He smiles, and it's the one I saw for the first time in that bungalow at three in the morning — the unguarded one, the one that has nothing behind it because it doesn't need anything. It isn't hiding. "Remind me daily," he says. "Hourly. I can take it."
Viv makes a sound that is equal parts touched and disgusted.
Grayson raises his glass again. "To Liam and Star," he says, and the edge in his voice is gone — just that. Just what he means. The group lifts with him.
The toast is brief and the drinking is not. The ocean continues regardless. Waves push in at the shoreline and drag back over the sand with the patient, indifferent sound of something that was here before any of us and will be long after. A torch near the water sputters as the sea breeze passes through it, flaring bright for a second then settling.
Roan keeps my hand. Not possessively — his thumb just rests against the inside of my wrist, over the pulse point, and stays. I can feel my own heartbeat against his hand.

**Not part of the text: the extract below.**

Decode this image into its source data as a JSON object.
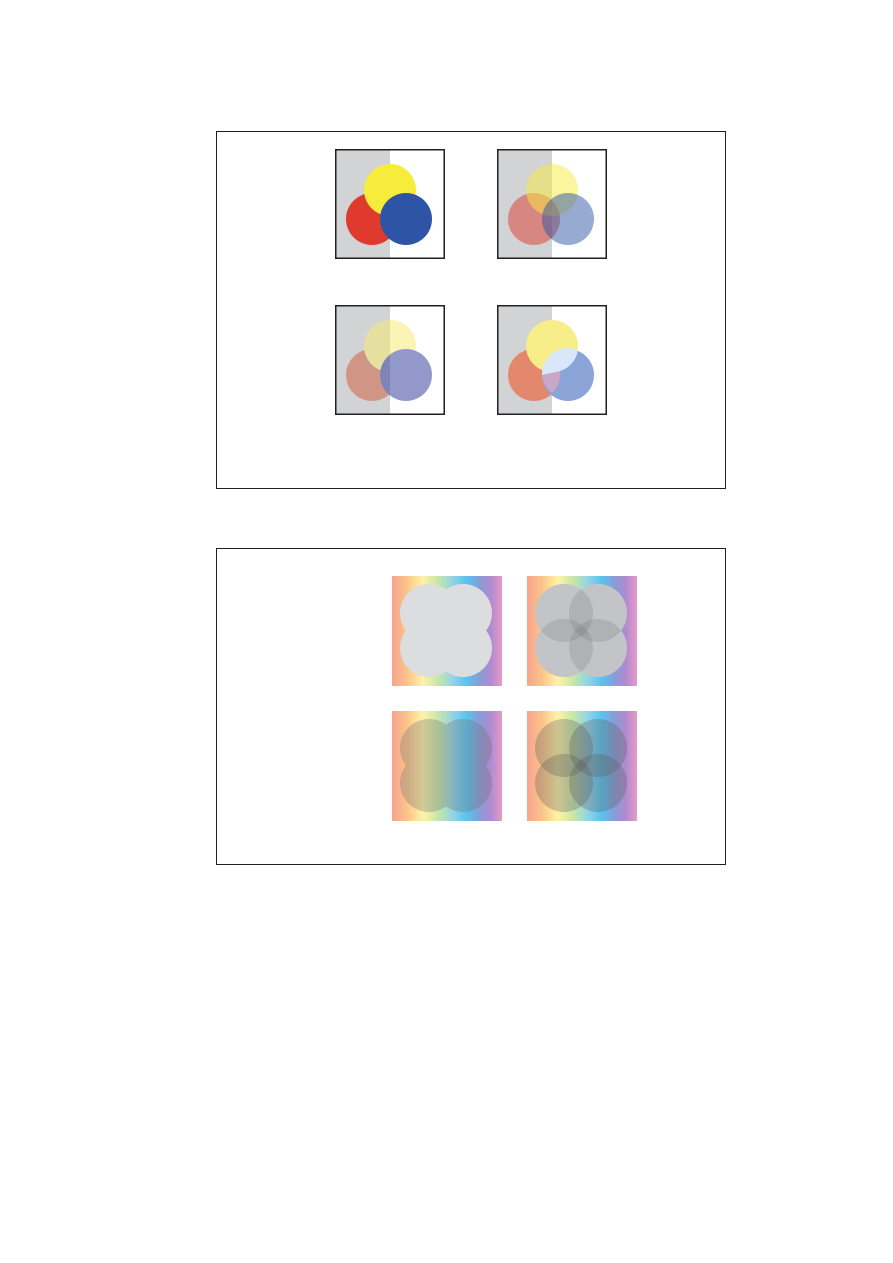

Star's laughter rises above the ambient noise, and Liam's face in the torchlight is a man who has stopped trying to manage what he feels. Jaleesa tips her head against Hunter's shoulder, and he doesn't move — just lets her. Grayson pulls his phone out, looks at it, then pockets it with a private smile that means Lila sent something about Jas.
The sun is gone. The sky above the water has gone to deep blue at the top and a thin copper line at the seam, and the stars are starting.
Roan turns to look at me sideways. There's still something loose in his face, the aftermath of having said something real in public, the faint residue of exposure. I know that look now. I know what it costs him.
I lean my head against his shoulder. He stiffens for exactly one second — reflex — then exhales and puts his mouth against my hair.
The copper line on the horizon narrows to nothing. The ocean keeps moving.
The future feels like a door left open on purpose.